# Fort Morgan



## jfinch (Apr 28, 2009)

Got back from Fort Morgan last night. Was down for a few days. Here is my report. We were just west of Bon Secur wild life refuge.

Wednesday: Arrived and got lisence, tackle, food etc from Wal-Mart. Played with the kids for a few hours on the beach. Got to fishing after 5 and caught a number of Lady fish and two pompano.

Thursday: went down to the Fort only caught catfish but my son had a good time reeling them in.

Friday: fished the afternoon caught another pompano and a 2 1/2 foot stingray.

Saturday: tried at first light but only caught lady fish. Went later that afternoon and caught a couple catfish and a 2 foot shark.

Had a good time and brought a little fish home. Was fishing with fresh shrimp. There seemed to be plenty of fleas in the surf. I caught a few with my hands but I can't seem to keep them on the hook. They kept flinging off when I cast.


----------



## FishinFreak (Oct 2, 2007)

When you hook the sand flea, run the point of the hook through the digger (the shield-shaped flap on the underside) then through the flea. That will help hold it on the hook and keep the flea from burying itself. Nice report.


----------



## saltfisher1 (Oct 8, 2007)

Still sounds like fun to me....I heard they were looking for a drowned boater down there?....Anyone hear about that?


----------



## cert-315 (Apr 13, 2009)

What kind of shark did you catch? Hammer?


----------



## jfinch (Apr 28, 2009)

Not 100% sure the kind of shark. It did not look like the pictures of the black tips I have seen. It could have been a sharpnosed though.
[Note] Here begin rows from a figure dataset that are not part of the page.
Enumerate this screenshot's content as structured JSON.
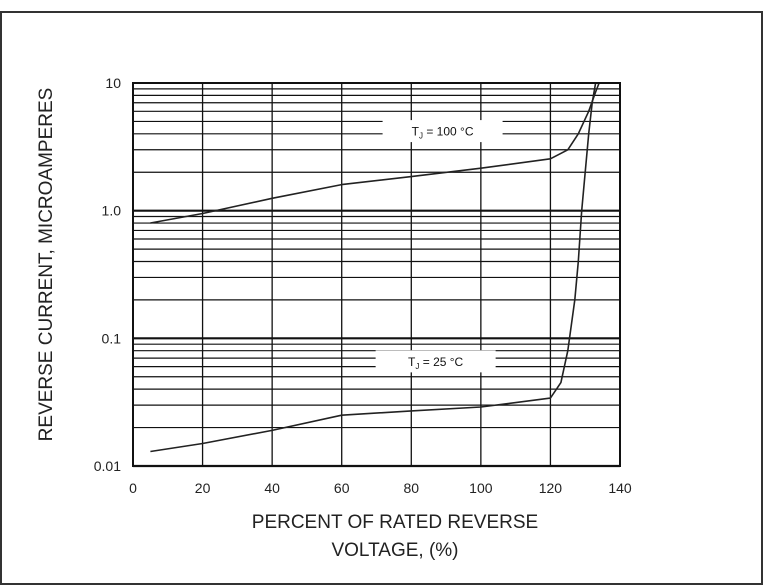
{
  "chart_data": {
    "type": "line",
    "title": "",
    "xlabel_line1": "PERCENT OF RATED REVERSE",
    "xlabel_line2": "VOLTAGE, (%)",
    "ylabel": "REVERSE CURRENT, MICROAMPERES",
    "x_scale": "linear",
    "y_scale": "log",
    "xlim": [
      0,
      140
    ],
    "ylim": [
      0.01,
      10
    ],
    "x_ticks": [
      0,
      20,
      40,
      60,
      80,
      100,
      120,
      140
    ],
    "x_tick_labels": [
      "0",
      "20",
      "40",
      "60",
      "80",
      "100",
      "120",
      "140"
    ],
    "y_ticks": [
      0.01,
      0.1,
      1.0,
      10
    ],
    "y_tick_labels": [
      "0.01",
      "0.1",
      "1.0",
      "10"
    ],
    "grid": true,
    "series": [
      {
        "name": "TJ = 100 °C",
        "label_prefix": "T",
        "label_sub": "J",
        "label_suffix": " = 100 °C",
        "x": [
          5,
          20,
          40,
          60,
          80,
          100,
          120,
          125,
          128,
          131,
          133,
          134
        ],
        "y": [
          0.8,
          0.95,
          1.25,
          1.6,
          1.85,
          2.15,
          2.55,
          3.0,
          4.0,
          6.0,
          8.5,
          10
        ]
      },
      {
        "name": "TJ = 25 °C",
        "label_prefix": "T",
        "label_sub": "J",
        "label_suffix": " = 25 °C",
        "x": [
          5,
          20,
          40,
          60,
          80,
          100,
          120,
          123,
          125,
          127,
          128,
          129,
          130,
          131,
          132,
          133
        ],
        "y": [
          0.013,
          0.015,
          0.019,
          0.025,
          0.027,
          0.029,
          0.034,
          0.045,
          0.08,
          0.2,
          0.4,
          1.0,
          2.0,
          4.0,
          7.0,
          10
        ]
      }
    ]
  }
}
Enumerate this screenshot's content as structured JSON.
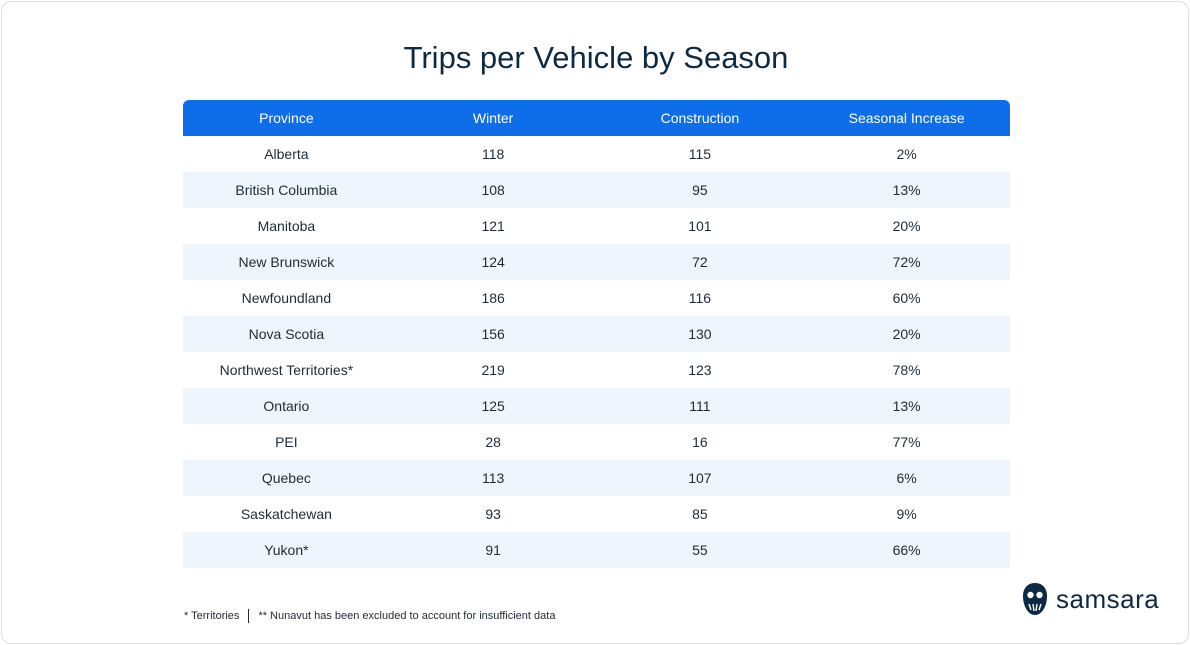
{
  "header": {
    "title": "Trips per Vehicle by Season"
  },
  "table": {
    "columns": [
      "Province",
      "Winter",
      "Construction",
      "Seasonal Increase"
    ],
    "rows": [
      [
        "Alberta",
        118,
        115,
        "2%"
      ],
      [
        "British Columbia",
        108,
        95,
        "13%"
      ],
      [
        "Manitoba",
        121,
        101,
        "20%"
      ],
      [
        "New Brunswick",
        124,
        72,
        "72%"
      ],
      [
        "Newfoundland",
        186,
        116,
        "60%"
      ],
      [
        "Nova Scotia",
        156,
        130,
        "20%"
      ],
      [
        "Northwest Territories*",
        219,
        123,
        "78%"
      ],
      [
        "Ontario",
        125,
        111,
        "13%"
      ],
      [
        "PEI",
        28,
        16,
        "77%"
      ],
      [
        "Quebec",
        113,
        107,
        "6%"
      ],
      [
        "Saskatchewan",
        93,
        85,
        "9%"
      ],
      [
        "Yukon*",
        91,
        55,
        "66%"
      ]
    ]
  },
  "footnotes": [
    "* Territories",
    "** Nunavut has been excluded to account for insufficient data"
  ],
  "logo": "samsara"
}
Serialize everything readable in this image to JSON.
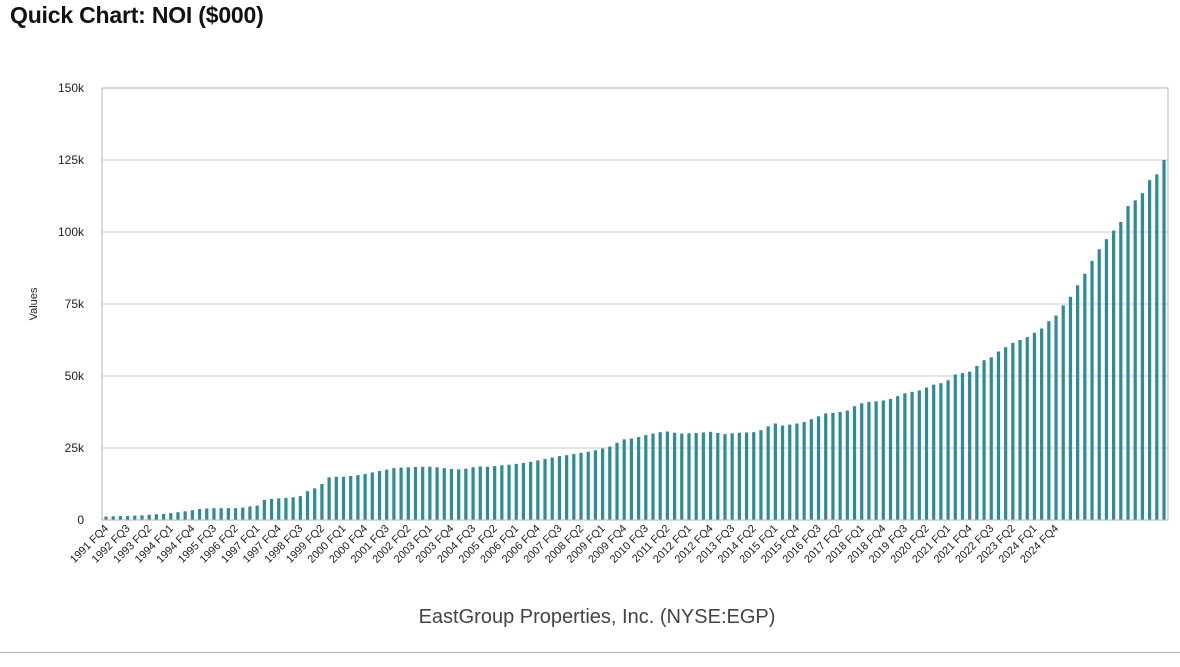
{
  "page": {
    "title": "Quick Chart: NOI ($000)"
  },
  "chart_data": {
    "type": "bar",
    "ylabel": "Values",
    "caption": "EastGroup Properties, Inc. (NYSE:EGP)",
    "ylim": [
      0,
      150000
    ],
    "yticks": [
      0,
      25000,
      50000,
      75000,
      100000,
      125000,
      150000
    ],
    "ytick_labels": [
      "0",
      "25k",
      "50k",
      "75k",
      "100k",
      "125k",
      "150k"
    ],
    "grid": true,
    "bar_color": "#2e8b9a",
    "x_tick_labels": [
      "1991 FQ4",
      "1992 FQ3",
      "1993 FQ2",
      "1994 FQ1",
      "1994 FQ4",
      "1995 FQ3",
      "1996 FQ2",
      "1997 FQ1",
      "1997 FQ4",
      "1998 FQ3",
      "1999 FQ2",
      "2000 FQ1",
      "2000 FQ4",
      "2001 FQ3",
      "2002 FQ2",
      "2003 FQ1",
      "2003 FQ4",
      "2004 FQ3",
      "2005 FQ2",
      "2006 FQ1",
      "2006 FQ4",
      "2007 FQ3",
      "2008 FQ2",
      "2009 FQ1",
      "2009 FQ4",
      "2010 FQ3",
      "2011 FQ2",
      "2012 FQ1",
      "2012 FQ4",
      "2013 FQ3",
      "2014 FQ2",
      "2015 FQ1",
      "2015 FQ4",
      "2016 FQ3",
      "2017 FQ2",
      "2018 FQ1",
      "2018 FQ4",
      "2019 FQ3",
      "2020 FQ2",
      "2021 FQ1",
      "2021 FQ4",
      "2022 FQ3",
      "2023 FQ2",
      "2024 FQ1",
      "2024 FQ4"
    ],
    "values": [
      1200,
      1300,
      1350,
      1400,
      1500,
      1600,
      1800,
      2000,
      2100,
      2400,
      2700,
      3000,
      3400,
      3800,
      4000,
      4100,
      4100,
      4100,
      4100,
      4300,
      4700,
      5000,
      7000,
      7300,
      7500,
      7700,
      7900,
      8300,
      10000,
      11000,
      12500,
      14800,
      15000,
      15000,
      15300,
      15600,
      16000,
      16500,
      17000,
      17500,
      18000,
      18200,
      18300,
      18400,
      18500,
      18500,
      18300,
      18000,
      17700,
      17600,
      17800,
      18300,
      18600,
      18500,
      18700,
      19000,
      19200,
      19500,
      19800,
      20200,
      20700,
      21200,
      21700,
      22200,
      22500,
      22900,
      23300,
      23700,
      24200,
      24800,
      25500,
      26800,
      28000,
      28300,
      28800,
      29500,
      30000,
      30500,
      30700,
      30300,
      30000,
      30100,
      30200,
      30400,
      30600,
      30200,
      29800,
      30100,
      30300,
      30400,
      30500,
      31200,
      32500,
      33500,
      32800,
      33100,
      33500,
      34000,
      35000,
      36000,
      37000,
      37200,
      37500,
      38000,
      39500,
      40500,
      41000,
      41200,
      41500,
      42000,
      43000,
      44000,
      44500,
      45000,
      46000,
      47000,
      47500,
      48500,
      50500,
      51000,
      51500,
      53500,
      55500,
      56500,
      58500,
      60000,
      61500,
      62500,
      63500,
      65000,
      66500,
      69000,
      71000,
      74500,
      77500,
      81500,
      85500,
      90000,
      94000,
      97500,
      100500,
      103500,
      109000,
      111000,
      113500,
      118000,
      120000,
      125000
    ]
  }
}
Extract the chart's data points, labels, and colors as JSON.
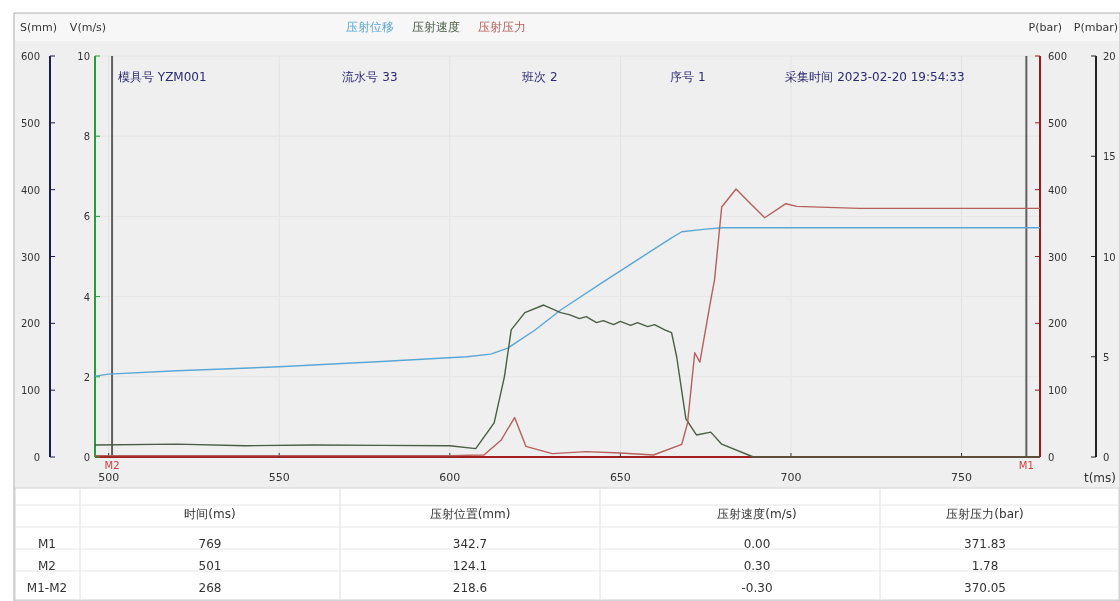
{
  "chart_data": {
    "type": "line",
    "legend": "top",
    "grid": true,
    "xlabel": "t(ms)",
    "ylabel": "V(m/s)",
    "y2label": "P(bar)",
    "y3label": "S(mm)",
    "xlim": [
      496,
      773
    ],
    "xticks": [
      500,
      550,
      600,
      650,
      700,
      750
    ],
    "ylim": [
      0,
      10
    ],
    "yticks": [
      0,
      2,
      4,
      6,
      8,
      10
    ],
    "y2lim": [
      0,
      600
    ],
    "y2ticks": [
      0,
      100,
      200,
      300,
      400,
      500,
      600
    ],
    "y3lim": [
      0,
      600
    ],
    "y3ticks": [
      0,
      100,
      200,
      300,
      400,
      500,
      600
    ],
    "ref_lines": [
      {
        "axis": "x",
        "value": 501,
        "label": "M2",
        "color": "#606060"
      },
      {
        "axis": "x",
        "value": 769,
        "label": "M1",
        "color": "#606060"
      }
    ],
    "series": [
      {
        "name": "压射位移",
        "color": "#5aa7d6",
        "axis": "y3",
        "x": [
          496,
          500,
          520,
          550,
          580,
          605,
          612,
          617,
          625,
          632.5,
          645,
          655,
          665,
          668,
          675,
          680,
          700,
          773
        ],
        "values": [
          121,
          124,
          129,
          135,
          143,
          150,
          154,
          163,
          190,
          220,
          262,
          295,
          328,
          337,
          341,
          343,
          343,
          343
        ]
      },
      {
        "name": "压射速度",
        "color": "#4b5d45",
        "axis": "y",
        "x": [
          496,
          520,
          540,
          560,
          580,
          600,
          607.6,
          613,
          616,
          618,
          622,
          627.5,
          632.5,
          635,
          638,
          640,
          643,
          645,
          648,
          650,
          653,
          655,
          658,
          660,
          663,
          665,
          666.5,
          669.2,
          672.3,
          676.5,
          679.7,
          689,
          700,
          773
        ],
        "values": [
          0.3,
          0.32,
          0.28,
          0.3,
          0.29,
          0.28,
          0.21,
          0.85,
          2.0,
          3.17,
          3.6,
          3.79,
          3.6,
          3.55,
          3.45,
          3.5,
          3.35,
          3.4,
          3.3,
          3.38,
          3.28,
          3.35,
          3.25,
          3.3,
          3.17,
          3.1,
          2.5,
          0.95,
          0.55,
          0.62,
          0.32,
          0,
          0,
          0
        ]
      },
      {
        "name": "压射压力",
        "color": "#b5605e",
        "axis": "y2",
        "x": [
          496,
          600,
          610,
          615,
          619,
          622.3,
          630,
          640,
          650,
          659.7,
          668,
          669.7,
          671.8,
          673.3,
          676.5,
          677.6,
          679.7,
          683.9,
          687,
          692.3,
          698.5,
          701.7,
          720,
          773
        ],
        "values": [
          2,
          2,
          3,
          25,
          59,
          16,
          5,
          8,
          6,
          3,
          19,
          51,
          156,
          142,
          235,
          265,
          374,
          401,
          385,
          358,
          379,
          375,
          372,
          372
        ]
      }
    ],
    "annotations": [
      "模具号 YZM001",
      "流水号 33",
      "班次 2",
      "序号 1",
      "采集时间 2023-02-20 19:54:33",
      "时间(ms)",
      "压射位置(mm)",
      "压射速度(m/s)",
      "压射压力(bar)",
      "M1",
      "769",
      "342.7",
      "0.00",
      "371.83",
      "M2",
      "501",
      "124.1",
      "0.30",
      "1.78",
      "M1-M2",
      "268",
      "218.6",
      "-0.30",
      "370.05",
      "P(mbar)",
      "0",
      "5",
      "10",
      "15",
      "20"
    ]
  }
}
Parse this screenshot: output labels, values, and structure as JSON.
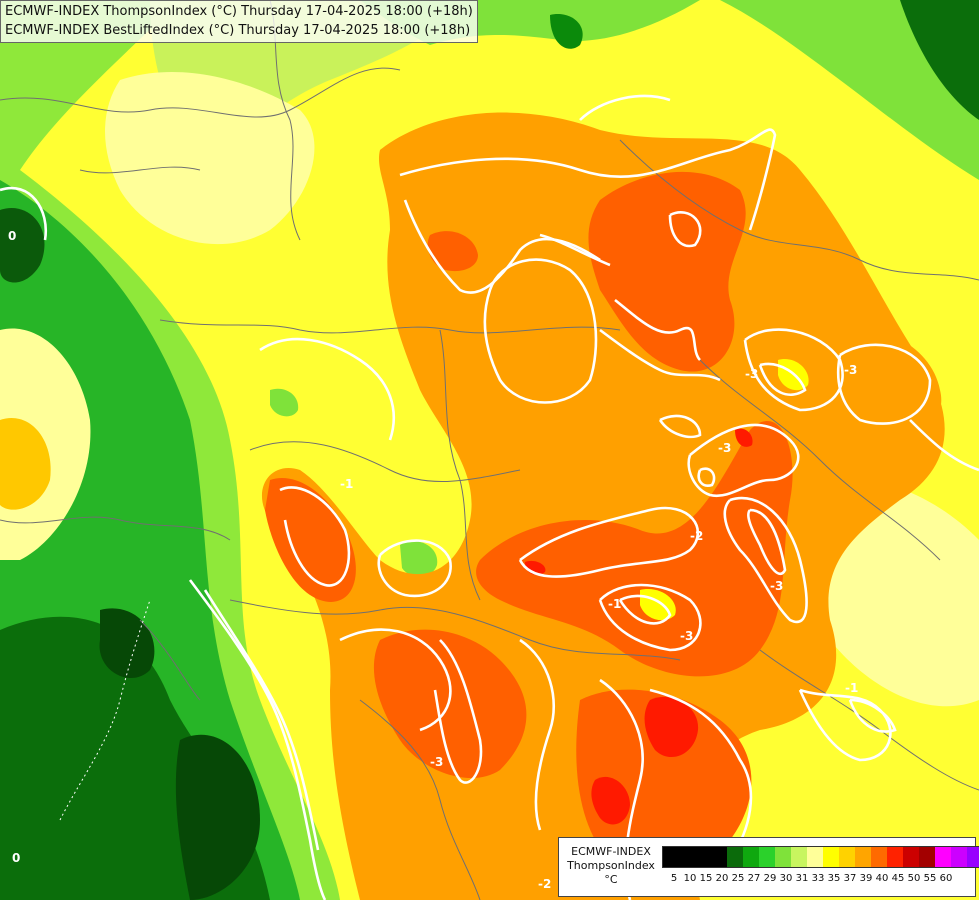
{
  "header": {
    "line1": "ECMWF-INDEX ThompsonIndex (°C) Thursday 17-04-2025 18:00 (+18h)",
    "line2": "ECMWF-INDEX BestLiftedIndex (°C) Thursday 17-04-2025 18:00 (+18h)"
  },
  "legend": {
    "model": "ECMWF-INDEX",
    "parameter": "ThompsonIndex",
    "unit": "°C",
    "colors": [
      "#000000",
      "#000000",
      "#000000",
      "#000000",
      "#0b6b0b",
      "#0fa80f",
      "#2bd12b",
      "#7fe23a",
      "#c8f55f",
      "#ffff99",
      "#ffff00",
      "#ffd200",
      "#ffa500",
      "#ff6a00",
      "#ff2200",
      "#cc0000",
      "#a30000",
      "#ff00ff",
      "#cc00ff",
      "#9900ff",
      "#6600ff",
      "#0000ff"
    ],
    "ticks": [
      "5",
      "10",
      "15",
      "20",
      "25",
      "27",
      "29",
      "30",
      "31",
      "33",
      "35",
      "37",
      "39",
      "40",
      "45",
      "50",
      "55",
      "60"
    ]
  },
  "contour_labels": [
    "0",
    "0",
    "-1",
    "-3",
    "-3",
    "-3",
    "-3",
    "-1",
    "-2",
    "-1",
    "-3",
    "-3",
    "-2"
  ],
  "palette": {
    "dark_green": "#0b5a0b",
    "green": "#27a827",
    "light_green": "#8fe83a",
    "yellow_green": "#c9f25a",
    "pale_yellow": "#ffff99",
    "yellow": "#ffff00",
    "light_orange": "#ffc800",
    "orange": "#ff9900",
    "dark_orange": "#ff6000",
    "red": "#ff1a00",
    "contour": "#ffffff",
    "borders": "#666666"
  }
}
Definnitely not a hammerhead though.


----------



## muscall (May 19, 2009)

I just got back from Fort Morgan also. I'm not sure about the missing person, but at the ferry Sunday morning there were several law enforcement and rescue type boats there. I found the fishing to be really fun and through the week caught the following

1 Pompano

1 sheepshead

2 catfish

2 hardtails

bunches of whiting

an army of ladyfish

and a big batch of Alabama CHIGGERS.

Had a great time and wished it could have went on longer. Enjoyed eating over at the Tin Top Market. 

Have a great summer everyone.


----------



## cert-315 (Apr 13, 2009)

Right on, at least ya caught a shark, whatever it was! I only ask because I've heard of hammerheads showing up there in the last two weeks. Glad you had a good time!


----------



## saltfisher1 (Oct 8, 2007)

They found the drowned guy....Prayers are out for his family.


----------